Chen Yanke, Gou Xingchun, Kong Derek Kai, Wang Xiaofei, Wang Jianhui, Chen Zeming, Huang Chen, Zhou Jiangbing
Experiment Center of Biomedical Research School of Medicine, Xi'an Jiaotong University, Xi'an 710061, P. R. China.
Department of Neurosurgery, Yale University, New Haven, CT 06511, USA.
Oncotarget. 2015 Oct 20;6(32):32575-85. doi: 10.18632/oncotarget.5331.
EMMPRIN, a cell adhesion molecule highly expressed in a variety of tumors, is associated with poor prognosis in cancer patients. Mechanistically, EMMPRIN has been characterized to contribute to tumor development and progression by controlling the expression of MMPs and VEGF. In the present study, by using fluorescently labeled bone marrow-derived cells (BMDCs), we found that the down-regulation of EMMPRIN expression in cancer cells reduces tumor growth and metastasis, and is associated with the reduced recruitment of BMDCs. Further protein profiling studies suggest that EMMPRIN controls BMDC recruitment through regulating the secretion of soluble factors, notably, VEGF and SDF-1. We demonstrate that the expression and secretion of SDF-1 in tumor cells are regulated by EMMPRIN. This study reveals a novel mechanism by which EMMPRIN promotes tumor growth and metastasis by recruitment of BMDCs through controlling secretion and paracrine signaling of SDF-1 and VEGF.

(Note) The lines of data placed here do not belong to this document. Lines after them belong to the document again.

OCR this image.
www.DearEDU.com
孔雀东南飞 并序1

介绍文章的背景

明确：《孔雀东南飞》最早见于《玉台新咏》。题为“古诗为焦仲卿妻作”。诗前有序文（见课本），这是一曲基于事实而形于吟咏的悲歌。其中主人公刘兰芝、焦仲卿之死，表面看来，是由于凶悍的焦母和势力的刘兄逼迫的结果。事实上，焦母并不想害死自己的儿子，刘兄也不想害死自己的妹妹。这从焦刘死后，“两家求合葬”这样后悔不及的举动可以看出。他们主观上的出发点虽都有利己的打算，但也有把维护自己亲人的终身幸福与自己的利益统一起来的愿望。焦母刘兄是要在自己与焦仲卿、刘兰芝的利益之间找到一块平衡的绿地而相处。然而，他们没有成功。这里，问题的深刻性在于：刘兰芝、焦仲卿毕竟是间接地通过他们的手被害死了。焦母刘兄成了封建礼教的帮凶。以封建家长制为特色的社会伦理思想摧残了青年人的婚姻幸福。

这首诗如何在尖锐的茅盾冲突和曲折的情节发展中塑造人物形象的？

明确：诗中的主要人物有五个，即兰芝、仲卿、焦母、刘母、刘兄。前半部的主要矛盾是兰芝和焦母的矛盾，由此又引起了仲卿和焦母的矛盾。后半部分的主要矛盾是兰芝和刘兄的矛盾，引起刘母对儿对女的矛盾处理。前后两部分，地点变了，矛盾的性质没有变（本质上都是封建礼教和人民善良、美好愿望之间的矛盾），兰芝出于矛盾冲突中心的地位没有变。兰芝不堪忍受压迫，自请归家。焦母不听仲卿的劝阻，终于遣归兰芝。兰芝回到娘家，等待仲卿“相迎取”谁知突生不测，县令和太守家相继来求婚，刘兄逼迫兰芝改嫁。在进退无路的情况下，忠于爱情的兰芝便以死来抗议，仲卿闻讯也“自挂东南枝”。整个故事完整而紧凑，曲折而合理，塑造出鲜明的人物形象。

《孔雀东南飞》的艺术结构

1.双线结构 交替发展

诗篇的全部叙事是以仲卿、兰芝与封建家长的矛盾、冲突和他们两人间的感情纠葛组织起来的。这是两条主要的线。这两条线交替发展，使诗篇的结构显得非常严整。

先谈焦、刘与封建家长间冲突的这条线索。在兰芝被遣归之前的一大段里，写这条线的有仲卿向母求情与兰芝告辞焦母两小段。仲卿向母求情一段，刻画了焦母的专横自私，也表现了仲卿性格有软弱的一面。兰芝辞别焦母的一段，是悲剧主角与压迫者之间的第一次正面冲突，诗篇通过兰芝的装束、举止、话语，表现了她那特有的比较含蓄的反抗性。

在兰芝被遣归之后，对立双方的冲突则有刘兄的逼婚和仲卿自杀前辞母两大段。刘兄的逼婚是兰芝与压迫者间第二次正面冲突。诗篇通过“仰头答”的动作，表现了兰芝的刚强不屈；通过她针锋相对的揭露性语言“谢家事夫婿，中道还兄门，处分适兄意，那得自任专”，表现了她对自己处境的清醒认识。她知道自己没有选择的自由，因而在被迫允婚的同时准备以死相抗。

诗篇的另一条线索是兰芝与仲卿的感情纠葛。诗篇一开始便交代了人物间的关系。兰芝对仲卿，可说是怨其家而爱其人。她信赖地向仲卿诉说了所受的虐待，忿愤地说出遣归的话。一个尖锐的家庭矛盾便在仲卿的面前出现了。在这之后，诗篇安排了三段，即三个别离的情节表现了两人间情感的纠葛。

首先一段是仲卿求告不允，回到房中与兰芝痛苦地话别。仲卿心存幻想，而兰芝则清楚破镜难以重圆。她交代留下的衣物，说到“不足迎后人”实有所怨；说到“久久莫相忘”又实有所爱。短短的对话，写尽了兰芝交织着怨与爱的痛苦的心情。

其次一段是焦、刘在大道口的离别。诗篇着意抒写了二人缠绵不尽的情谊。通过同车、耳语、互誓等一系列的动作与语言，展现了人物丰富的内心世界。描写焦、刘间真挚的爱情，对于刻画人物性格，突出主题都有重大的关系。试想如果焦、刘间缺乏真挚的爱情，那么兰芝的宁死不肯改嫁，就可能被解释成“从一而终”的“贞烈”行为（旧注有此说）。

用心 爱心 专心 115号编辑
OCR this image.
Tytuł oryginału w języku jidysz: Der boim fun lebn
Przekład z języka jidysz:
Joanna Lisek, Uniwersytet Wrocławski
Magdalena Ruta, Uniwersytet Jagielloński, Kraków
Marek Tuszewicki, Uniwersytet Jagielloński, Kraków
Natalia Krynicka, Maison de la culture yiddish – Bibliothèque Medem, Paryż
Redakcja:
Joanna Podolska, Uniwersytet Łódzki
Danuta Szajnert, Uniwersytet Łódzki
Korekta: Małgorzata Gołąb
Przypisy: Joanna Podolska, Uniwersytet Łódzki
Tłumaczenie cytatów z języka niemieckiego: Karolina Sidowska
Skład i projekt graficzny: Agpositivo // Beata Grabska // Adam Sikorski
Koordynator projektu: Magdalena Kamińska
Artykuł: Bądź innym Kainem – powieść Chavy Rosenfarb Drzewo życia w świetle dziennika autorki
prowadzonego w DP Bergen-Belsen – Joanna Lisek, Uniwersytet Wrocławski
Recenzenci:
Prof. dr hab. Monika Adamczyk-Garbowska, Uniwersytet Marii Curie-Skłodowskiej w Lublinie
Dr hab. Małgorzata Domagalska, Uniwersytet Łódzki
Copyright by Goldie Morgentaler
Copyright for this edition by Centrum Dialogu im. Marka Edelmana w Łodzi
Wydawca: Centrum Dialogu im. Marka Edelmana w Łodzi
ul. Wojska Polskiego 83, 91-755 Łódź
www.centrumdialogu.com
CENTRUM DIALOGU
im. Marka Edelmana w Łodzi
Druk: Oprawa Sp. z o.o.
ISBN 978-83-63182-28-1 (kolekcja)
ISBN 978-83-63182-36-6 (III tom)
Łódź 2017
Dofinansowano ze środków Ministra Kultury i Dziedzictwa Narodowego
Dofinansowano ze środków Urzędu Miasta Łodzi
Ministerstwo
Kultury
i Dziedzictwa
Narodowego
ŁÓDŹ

细胞外基质金属蛋白酶诱导因子(EMMPRIN)是一种在多种肿瘤中高表达的细胞黏附分子,与癌症患者的不良预后相关。从机制上讲,EMMPRIN的特征在于通过控制基质金属蛋白酶(MMPs)和血管内皮生长因子(VEGF)的表达来促进肿瘤发展和进展。在本研究中,通过使用荧光标记的骨髓来源细胞(BMDCs),我们发现癌细胞中EMMPRIN表达的下调会减少肿瘤生长和转移,并与BMDCs募集的减少有关。进一步的蛋白质谱研究表明,EMMPRIN通过调节可溶性因子(特别是VEGF和基质细胞衍生因子-1(SDF-1))的分泌来控制BMDCs的募集。我们证明肿瘤细胞中SDF-1的表达和分泌受EMMPRIN调节。本研究揭示了一种新机制,即EMMPRIN通过控制SDF-1和VEGF的分泌及旁分泌信号募集BMDCs,从而促进肿瘤生长和转移。